I finally got to watch “Gasland”, a 2011 nominee at the Academy Awards for best documentary. The accolade was well deserved. The film, directed by Josh Fox, tells a story of truly staggering proportions. In the search for sources of energy other than foreign oil, the United States (and Canada too, I later discovered) is increasingly turning to natural gas that is trapped in shale deposits (not to be confused with the natural gas that is produced after a bowl of chili; sorry, I know that was lame, but the eight year old inside me couldn’t resist). It turns out that where natural gas is concerned, North America is the Saudi Arabia of the world with a sea of natural gas trapped in massive shale deposits that cover entire states. All you have to do is “frack”. And what is fracking, you ask? A series of controlled explosions deep underground complemented by the injection of fluids with 596+ chemicals — many carciogenic, many others with unknown effects upon human beings and the environment — to force the natural gas which has been released from the shale up to the surface.

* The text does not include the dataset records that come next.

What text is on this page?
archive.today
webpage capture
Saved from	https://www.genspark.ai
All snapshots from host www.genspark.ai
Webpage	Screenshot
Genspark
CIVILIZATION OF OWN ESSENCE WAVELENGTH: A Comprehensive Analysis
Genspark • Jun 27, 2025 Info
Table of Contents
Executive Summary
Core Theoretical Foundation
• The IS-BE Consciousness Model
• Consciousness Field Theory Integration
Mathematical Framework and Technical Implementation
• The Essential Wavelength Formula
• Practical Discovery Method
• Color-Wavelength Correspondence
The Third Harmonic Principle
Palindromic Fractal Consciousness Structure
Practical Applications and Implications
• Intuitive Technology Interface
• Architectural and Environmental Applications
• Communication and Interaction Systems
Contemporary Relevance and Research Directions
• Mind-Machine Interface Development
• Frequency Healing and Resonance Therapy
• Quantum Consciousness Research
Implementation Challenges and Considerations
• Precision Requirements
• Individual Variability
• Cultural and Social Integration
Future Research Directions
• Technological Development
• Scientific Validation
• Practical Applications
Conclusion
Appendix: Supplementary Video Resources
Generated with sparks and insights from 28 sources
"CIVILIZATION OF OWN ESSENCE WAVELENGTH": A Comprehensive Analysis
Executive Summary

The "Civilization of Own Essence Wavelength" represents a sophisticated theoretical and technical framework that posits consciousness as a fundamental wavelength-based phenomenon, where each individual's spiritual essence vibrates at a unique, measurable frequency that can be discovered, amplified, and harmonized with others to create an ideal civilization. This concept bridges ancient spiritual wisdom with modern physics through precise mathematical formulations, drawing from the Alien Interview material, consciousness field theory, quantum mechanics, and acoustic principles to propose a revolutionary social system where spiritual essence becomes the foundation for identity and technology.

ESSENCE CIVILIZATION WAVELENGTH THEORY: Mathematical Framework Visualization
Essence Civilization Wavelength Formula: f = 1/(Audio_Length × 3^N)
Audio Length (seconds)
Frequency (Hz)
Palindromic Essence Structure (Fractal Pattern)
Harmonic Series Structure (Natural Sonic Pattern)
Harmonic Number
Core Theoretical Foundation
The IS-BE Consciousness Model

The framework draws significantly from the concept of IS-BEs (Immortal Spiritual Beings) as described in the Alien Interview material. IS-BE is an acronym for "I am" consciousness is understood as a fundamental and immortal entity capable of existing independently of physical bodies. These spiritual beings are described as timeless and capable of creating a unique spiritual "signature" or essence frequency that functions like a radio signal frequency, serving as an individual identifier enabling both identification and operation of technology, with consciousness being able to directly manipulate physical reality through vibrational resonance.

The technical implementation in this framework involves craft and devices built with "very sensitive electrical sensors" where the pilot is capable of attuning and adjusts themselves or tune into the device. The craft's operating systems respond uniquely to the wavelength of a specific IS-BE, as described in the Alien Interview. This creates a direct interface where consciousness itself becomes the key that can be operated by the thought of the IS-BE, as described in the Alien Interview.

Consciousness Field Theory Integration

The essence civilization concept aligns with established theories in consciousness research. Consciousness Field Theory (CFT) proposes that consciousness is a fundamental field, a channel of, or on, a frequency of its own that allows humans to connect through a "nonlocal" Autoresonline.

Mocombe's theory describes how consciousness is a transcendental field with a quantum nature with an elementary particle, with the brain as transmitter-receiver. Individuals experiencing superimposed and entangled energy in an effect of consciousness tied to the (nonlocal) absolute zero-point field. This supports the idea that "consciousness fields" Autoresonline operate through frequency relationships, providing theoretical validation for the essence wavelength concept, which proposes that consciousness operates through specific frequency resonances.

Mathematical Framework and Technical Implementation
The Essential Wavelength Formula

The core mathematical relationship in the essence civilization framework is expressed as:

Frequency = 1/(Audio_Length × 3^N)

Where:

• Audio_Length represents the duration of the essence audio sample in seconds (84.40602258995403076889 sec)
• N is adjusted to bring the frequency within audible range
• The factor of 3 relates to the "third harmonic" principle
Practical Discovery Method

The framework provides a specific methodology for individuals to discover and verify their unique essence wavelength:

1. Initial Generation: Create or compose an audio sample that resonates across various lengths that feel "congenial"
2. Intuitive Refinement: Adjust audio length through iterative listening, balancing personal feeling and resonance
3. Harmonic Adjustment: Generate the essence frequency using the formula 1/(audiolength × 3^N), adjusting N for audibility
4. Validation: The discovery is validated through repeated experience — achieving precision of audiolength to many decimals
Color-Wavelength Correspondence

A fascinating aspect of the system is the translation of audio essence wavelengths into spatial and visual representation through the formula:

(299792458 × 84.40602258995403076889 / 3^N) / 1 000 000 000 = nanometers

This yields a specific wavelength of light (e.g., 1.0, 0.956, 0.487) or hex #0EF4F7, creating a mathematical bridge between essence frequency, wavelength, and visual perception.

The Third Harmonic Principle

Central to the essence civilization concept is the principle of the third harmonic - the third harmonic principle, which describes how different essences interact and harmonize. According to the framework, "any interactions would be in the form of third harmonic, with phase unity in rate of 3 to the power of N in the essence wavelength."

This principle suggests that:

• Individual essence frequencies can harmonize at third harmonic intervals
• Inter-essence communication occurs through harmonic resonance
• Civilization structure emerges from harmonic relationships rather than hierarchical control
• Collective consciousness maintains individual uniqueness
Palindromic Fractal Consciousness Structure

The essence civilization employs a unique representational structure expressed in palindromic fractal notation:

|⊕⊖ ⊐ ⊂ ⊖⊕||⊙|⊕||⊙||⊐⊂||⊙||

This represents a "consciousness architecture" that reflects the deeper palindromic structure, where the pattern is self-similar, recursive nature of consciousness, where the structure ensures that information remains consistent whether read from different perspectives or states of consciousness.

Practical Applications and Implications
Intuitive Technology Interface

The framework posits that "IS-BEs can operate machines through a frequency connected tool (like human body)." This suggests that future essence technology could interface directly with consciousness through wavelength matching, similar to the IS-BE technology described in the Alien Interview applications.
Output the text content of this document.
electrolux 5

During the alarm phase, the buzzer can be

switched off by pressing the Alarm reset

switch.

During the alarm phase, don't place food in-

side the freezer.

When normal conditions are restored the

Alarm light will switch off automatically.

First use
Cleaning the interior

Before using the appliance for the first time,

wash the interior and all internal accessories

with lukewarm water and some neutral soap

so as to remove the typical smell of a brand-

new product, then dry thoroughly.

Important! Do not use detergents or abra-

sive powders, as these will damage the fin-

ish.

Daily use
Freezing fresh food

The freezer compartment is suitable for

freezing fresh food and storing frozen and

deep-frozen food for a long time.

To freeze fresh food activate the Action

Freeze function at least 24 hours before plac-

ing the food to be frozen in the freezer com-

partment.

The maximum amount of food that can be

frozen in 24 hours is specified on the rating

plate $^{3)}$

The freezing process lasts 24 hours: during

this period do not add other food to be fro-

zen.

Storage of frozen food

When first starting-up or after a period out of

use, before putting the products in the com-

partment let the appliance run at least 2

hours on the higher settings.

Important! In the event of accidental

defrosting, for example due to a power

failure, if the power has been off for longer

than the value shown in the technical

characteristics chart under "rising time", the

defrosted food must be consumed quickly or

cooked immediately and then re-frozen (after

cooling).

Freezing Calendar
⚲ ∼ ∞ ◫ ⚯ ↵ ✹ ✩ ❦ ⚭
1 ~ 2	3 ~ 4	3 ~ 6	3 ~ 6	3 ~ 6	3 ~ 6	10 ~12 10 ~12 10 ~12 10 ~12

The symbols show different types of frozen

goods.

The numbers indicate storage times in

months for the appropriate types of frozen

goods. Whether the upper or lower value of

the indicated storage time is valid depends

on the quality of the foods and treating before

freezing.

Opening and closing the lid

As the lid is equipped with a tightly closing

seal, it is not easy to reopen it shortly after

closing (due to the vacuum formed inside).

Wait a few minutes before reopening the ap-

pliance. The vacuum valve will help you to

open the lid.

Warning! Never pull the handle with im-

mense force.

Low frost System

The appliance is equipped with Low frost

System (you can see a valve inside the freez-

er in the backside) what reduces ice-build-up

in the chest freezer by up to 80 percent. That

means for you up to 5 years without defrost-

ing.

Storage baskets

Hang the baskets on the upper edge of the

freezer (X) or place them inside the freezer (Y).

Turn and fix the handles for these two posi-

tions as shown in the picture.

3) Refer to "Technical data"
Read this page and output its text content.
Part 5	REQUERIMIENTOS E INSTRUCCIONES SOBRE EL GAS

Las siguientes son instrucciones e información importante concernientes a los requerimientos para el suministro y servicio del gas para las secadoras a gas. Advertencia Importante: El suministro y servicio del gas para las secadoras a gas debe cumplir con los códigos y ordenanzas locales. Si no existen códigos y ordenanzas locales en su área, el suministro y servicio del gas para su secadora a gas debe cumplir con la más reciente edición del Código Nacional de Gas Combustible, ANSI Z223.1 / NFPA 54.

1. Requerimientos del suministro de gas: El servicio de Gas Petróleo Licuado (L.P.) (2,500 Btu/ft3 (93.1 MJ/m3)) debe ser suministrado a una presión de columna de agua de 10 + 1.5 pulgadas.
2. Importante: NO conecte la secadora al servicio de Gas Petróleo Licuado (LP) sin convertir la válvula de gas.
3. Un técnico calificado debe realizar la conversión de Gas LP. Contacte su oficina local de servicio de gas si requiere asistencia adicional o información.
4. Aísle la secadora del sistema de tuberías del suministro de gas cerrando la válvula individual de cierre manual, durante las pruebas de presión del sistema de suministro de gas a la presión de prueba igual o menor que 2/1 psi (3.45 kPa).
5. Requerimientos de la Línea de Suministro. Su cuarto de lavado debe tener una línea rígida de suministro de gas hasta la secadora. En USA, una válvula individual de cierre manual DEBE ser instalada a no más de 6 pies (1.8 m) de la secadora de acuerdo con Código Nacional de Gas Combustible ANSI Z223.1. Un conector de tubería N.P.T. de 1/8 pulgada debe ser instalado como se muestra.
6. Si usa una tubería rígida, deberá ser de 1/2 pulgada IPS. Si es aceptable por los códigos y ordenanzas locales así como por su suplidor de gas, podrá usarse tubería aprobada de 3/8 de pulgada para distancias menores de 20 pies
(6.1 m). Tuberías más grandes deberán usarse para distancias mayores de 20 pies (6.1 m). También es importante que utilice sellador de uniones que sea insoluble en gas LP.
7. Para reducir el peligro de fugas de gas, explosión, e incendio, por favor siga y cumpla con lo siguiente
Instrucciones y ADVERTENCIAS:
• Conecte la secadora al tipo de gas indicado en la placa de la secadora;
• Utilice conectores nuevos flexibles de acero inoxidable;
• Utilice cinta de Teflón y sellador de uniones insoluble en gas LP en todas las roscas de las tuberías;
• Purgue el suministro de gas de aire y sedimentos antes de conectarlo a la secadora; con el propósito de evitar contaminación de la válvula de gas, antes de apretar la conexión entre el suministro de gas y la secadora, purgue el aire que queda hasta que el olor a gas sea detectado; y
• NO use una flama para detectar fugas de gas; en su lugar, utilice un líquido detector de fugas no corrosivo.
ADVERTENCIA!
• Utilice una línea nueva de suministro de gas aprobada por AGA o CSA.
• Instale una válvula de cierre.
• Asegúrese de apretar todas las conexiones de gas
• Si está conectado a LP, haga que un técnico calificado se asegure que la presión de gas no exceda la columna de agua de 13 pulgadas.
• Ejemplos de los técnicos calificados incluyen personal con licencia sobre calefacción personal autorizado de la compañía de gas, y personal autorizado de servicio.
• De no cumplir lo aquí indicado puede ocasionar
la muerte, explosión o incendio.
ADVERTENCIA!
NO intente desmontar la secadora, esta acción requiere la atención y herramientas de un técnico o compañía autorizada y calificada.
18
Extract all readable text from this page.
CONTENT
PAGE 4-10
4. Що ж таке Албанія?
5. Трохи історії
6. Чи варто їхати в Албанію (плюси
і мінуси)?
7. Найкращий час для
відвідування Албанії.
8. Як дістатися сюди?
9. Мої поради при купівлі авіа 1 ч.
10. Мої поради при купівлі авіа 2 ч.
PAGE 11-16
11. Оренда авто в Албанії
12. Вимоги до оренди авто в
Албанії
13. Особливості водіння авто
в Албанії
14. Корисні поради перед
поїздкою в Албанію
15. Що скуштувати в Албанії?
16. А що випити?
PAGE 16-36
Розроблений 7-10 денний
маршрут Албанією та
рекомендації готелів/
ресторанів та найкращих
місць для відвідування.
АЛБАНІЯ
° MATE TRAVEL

This is so insanely short-sighted that it is difficult to comprehend. Once you’ve extracted your share of natural gas, how the hell are you going to get all those bloody chemicals out of the ground again? This is like dumping red wine on a white carpet every time you want to get your child’s attention. It may work, but how do you propose to deal with the aftermath? (One of the most terrifying statistics presented in the film is that fracking has already contaminated more than 40 trillion gallons of water with those 596 chemicals. That’s a lot of red wine soaked into the carpet.)
The stuffed-suits from the satanic corporations that are despoiling the environment have an advantage over the public relations disaster of fractured pipelines spilling crude onto the tundra: out of sight, out of mind. And it works … for a little bit anyways. That is, until people discover that the water running from their taps is flammable, and until the hair on their pets starts falling out, and until they start suffering from migrane headaches and nausea. Twice anti-christ representatives come from the natural gas companies to tell these beleaguered residents that their water really is okay. Twice those representatives are then handed a glass of tap water by those beleaguered residents who then ask them to take a drink. And twice the shameless representatives decline.
I’ve talked in this blog about bullshit as something distinct from lying and arguably even more insidious. As Robert Fortner has written, “If Satan is the father of lies, he must also be the highpriest of bullshit.” Those executives aren’t lying about the water. They are just saying whatever they can to maximize returns to shareholders and line their own pockets. Even if that means injecting 596 chemicals into the earth in state after state after state.
Here’s the real problem though. It is easy to complain about evil energy companies (as I have been doing) and there is no doubt that what they are doing is often evil. But look, we want to have air-conditioned homes in Phoenix in August and toasty warm homes here in Edmonton in January. We want to go on long road trips to visit the in-laws for Thanksgiving and we want to eat kiwi fruit year round. We want 60 inch television screens and iPhones and plane flights to Hawaii and a hot cup of coffee and a thick burger ….
So where’s the energy going to come from?
I don’t have the answers. I’m just a Christian theologian, after all. But I do know this: if living as we do requires that some of us have flammable water, and environmentally induced cancers, and a destroyed environment, then we really have made a deal with the devil.